As the intention is to provide the maximum support possible to the families, it is necessary to consider how to make this possible, which will require a new arrangement to be put in place, such as new regulations. This is being and has been actively worked on by officials in various Departments since the issue was identified to ensure an appropriate solution is found. The Department has gone further than the legislation by committing to making payments to legal professionals secured by the families one month in arrears, rather than after the tribunal, to minimise any concerns the professionals may have. The families and their legal professionals will have a response on this issue shortly and the Stardust inquest should commence a few weeks thereafter.
I thank the Minister of State but his reply still leaves two matters unresolved. First, there is still no clarity on the timeframe. What does "shortly" mean in this context? Is it days, weeks or months?

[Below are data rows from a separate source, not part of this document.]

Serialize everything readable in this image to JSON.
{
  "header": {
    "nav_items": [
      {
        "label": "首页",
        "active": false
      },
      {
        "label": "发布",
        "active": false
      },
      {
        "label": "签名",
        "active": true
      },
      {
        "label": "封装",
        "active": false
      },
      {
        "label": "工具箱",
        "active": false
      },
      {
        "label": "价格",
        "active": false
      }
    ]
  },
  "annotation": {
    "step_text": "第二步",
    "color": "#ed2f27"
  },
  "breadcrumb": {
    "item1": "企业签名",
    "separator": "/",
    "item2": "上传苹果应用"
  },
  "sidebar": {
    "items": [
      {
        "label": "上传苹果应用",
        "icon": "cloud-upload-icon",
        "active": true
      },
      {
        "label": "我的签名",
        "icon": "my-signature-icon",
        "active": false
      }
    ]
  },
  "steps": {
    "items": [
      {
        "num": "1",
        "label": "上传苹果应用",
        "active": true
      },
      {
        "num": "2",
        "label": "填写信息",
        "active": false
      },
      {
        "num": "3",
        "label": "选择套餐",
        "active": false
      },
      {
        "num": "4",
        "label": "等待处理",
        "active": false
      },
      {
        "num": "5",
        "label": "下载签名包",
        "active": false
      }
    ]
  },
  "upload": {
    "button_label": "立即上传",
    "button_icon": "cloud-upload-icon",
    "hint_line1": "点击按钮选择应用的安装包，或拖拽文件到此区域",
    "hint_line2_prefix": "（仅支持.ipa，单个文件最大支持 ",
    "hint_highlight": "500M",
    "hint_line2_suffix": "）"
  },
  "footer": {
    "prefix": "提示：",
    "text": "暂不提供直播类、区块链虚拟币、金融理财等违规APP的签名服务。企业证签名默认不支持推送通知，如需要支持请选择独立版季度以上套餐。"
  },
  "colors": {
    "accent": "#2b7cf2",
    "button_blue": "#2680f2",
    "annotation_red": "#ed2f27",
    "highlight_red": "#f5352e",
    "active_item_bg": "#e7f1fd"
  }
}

Several relatives of the Stardust victims have been lost in the past year. They have been waiting 40 years. What does "shortly" mean in this context?
Second, his reply did not address the issue of families of victims of the Stardust fire being asked for their financial details. I do not think it is appropriate, in light of the significance of the inquest and the 40 years they have had to wait, that they are now being asked for all of these details when they were promised that, finally, this inquest would have no barriers to them accessing justice and that it would cater for all of the families, not just some of them. That is the message the families have asked me to deliver here today. All of the families need to be treated equally and they should not be means tested.
I again thank the Senator for raising this matter. I assure her the Government, the Minister, Deputy McEntee, and I are committed to ensuring the Stardust inquest will proceed as soon as it is safe to do so, having regard to public health guidelines. As I outlined, the Department of Justice is actively investigating the position and is engaging with the Office of the Attorney General to explore possible mechanisms to provide for legal aid for the very small number of families who do not meet the financial eligibility requirements under the Act. This is being and has been actively worked on by officials in various Departments since the issue was identified to ensure an appropriate solution is found. The families and their legal representatives will have a response shortly. I hope we can determine what "shortly" means. I will try to get that information from the Department.
The Senator outlined that some of the families are being asked for their financial details, which is causing a lot of hurt. I will try to get an answer for the Senator on that issue.